I'd find it a bit odd if firmware did a partial job...
Why do you think it might?  To pass a hint to the kernel?

> 
> > +       if (IS_ERR(cxlrd)) {
> > +               rc = PTR_ERR(cxlrd);
> > +               goto out;
> > +       }
> > +
> > +       cxled = cxl_request_dpa(endpoint, CXL_DECODER_RAM, 0, max);
> > +       if (IS_ERR(cxled)) {
> > +               rc = PTR_ERR(cxled);
> > +               goto out_cxlrd;
> > +       }
> > +
> > +       /* A real driver would do something with the returned region */
> > +       rc = PTR_ERR_OR_ZERO(cxl_create_region(cxlrd, &cxled, 1));  
> 

> Assuming the accelerator driver wanted to add some, or all of its
> coherent memory to the kernel MM via add_memory_driver_managed, I
> think it would get the HPA ranges from the decoder's hpa_range field.
> But that API also needs a node ID. If the FW ACPI tables had shown
> the accelerator Generic Initiator Affinity structure, then I believe
> the accelerator's device struct should already have its numa node,
> and the same could be passed to add_memory_driver_managed. Does that
> sound right, or is there a better way to ensure the accelerator
> memory gets a distinct NUMA node?

If it has a GI node assigned I agree that probably makes sense.
There might be some fiddly corners where it doesn't but they are probably
the exception (multiple memory types, or different access characteristics,
need to represent some other topology complexities)
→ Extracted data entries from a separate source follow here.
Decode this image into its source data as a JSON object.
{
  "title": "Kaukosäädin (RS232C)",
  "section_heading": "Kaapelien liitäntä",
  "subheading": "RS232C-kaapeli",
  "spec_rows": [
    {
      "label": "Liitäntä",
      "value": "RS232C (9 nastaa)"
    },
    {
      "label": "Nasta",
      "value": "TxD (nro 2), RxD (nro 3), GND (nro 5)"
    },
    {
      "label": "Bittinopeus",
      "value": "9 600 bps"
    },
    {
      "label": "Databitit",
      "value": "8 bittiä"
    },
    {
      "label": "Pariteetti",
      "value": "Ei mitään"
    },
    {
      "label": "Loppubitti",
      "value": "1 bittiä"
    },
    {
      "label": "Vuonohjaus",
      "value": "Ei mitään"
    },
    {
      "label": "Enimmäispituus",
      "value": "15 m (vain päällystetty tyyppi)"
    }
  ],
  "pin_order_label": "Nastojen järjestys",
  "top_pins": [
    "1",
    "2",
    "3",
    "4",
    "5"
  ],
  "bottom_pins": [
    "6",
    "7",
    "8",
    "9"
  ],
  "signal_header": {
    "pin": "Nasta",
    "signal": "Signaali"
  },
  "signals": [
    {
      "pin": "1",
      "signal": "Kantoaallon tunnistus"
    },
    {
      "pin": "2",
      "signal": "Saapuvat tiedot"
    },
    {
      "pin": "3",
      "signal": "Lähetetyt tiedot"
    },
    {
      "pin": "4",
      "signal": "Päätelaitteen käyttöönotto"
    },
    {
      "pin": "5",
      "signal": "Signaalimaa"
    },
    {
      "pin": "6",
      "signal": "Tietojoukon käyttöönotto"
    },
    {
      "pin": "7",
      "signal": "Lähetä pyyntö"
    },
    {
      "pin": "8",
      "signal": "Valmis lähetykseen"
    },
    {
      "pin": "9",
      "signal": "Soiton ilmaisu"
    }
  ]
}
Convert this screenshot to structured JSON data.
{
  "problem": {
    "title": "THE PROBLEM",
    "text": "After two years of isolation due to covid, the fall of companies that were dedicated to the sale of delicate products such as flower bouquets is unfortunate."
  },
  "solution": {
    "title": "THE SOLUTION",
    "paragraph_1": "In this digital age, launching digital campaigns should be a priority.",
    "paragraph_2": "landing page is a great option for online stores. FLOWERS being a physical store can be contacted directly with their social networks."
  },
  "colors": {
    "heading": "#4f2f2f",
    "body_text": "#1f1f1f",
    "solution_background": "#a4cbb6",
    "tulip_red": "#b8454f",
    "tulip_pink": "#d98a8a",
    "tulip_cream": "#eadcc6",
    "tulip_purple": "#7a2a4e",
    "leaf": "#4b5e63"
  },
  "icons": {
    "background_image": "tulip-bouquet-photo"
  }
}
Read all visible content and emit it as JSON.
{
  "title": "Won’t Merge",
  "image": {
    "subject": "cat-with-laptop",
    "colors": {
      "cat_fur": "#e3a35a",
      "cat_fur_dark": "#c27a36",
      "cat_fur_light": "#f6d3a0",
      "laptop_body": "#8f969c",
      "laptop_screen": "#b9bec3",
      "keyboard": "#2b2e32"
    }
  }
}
> If the ACPI tables had not shown
> the device as a generic initiator, is there any notion of the cxl
> memory device structs having a new/distinct NUMA node for the memory
> device, or would it just be pointing to the NUMA node of the
> associated CPU socket which has the host bridge or a default 0 NUMA
> node?

I'll leave this one for others (mostly :). I personally think current model is too
simplistic and we need to bite the bullet and work out how to do full
dynamic numa node creation rather that using some preallocated ones.

> 
> > +
> > +       put_device(cxled_dev(cxled));
> > +out_cxlrd:
> > +       put_device(cxlrd_dev(cxlrd));
> > +out:
> > +       cxl_release_endpoint(cxlmd, endpoint);
> > +
> > +       return rc;
> > +}
> > +
> > +static int cxl_mock_mem_probe(struct platform_device *pdev) {
> > +       if (is_type2(pdev))
> > +               return cxl_mock_type2_probe(pdev);
> > +       return __cxl_mock_mem_probe(pdev); }
> > +
> >  static ssize_t security_lock_show(struct device *dev,
> >                                   struct device_attribute *attr, char *buf)  { @@ -1316,7
> > +1395,7 @@ ATTRIBUTE_GROUPS(cxl_mock_mem);
> > 
> >  static const struct platform_device_id cxl_mock_mem_ids[] = {
> >         { .name = "cxl_mem", 0 },
> > -       { .name = "cxl_rcd", 1 },
> > +       { .name = "cxl_rcd", CXL_MOCKMEM_RCD | CXL_MOCKMEM_TYPE2 },
> >         { },
> >  };
> >  MODULE_DEVICE_TABLE(platform, cxl_mock_mem_ids);  
>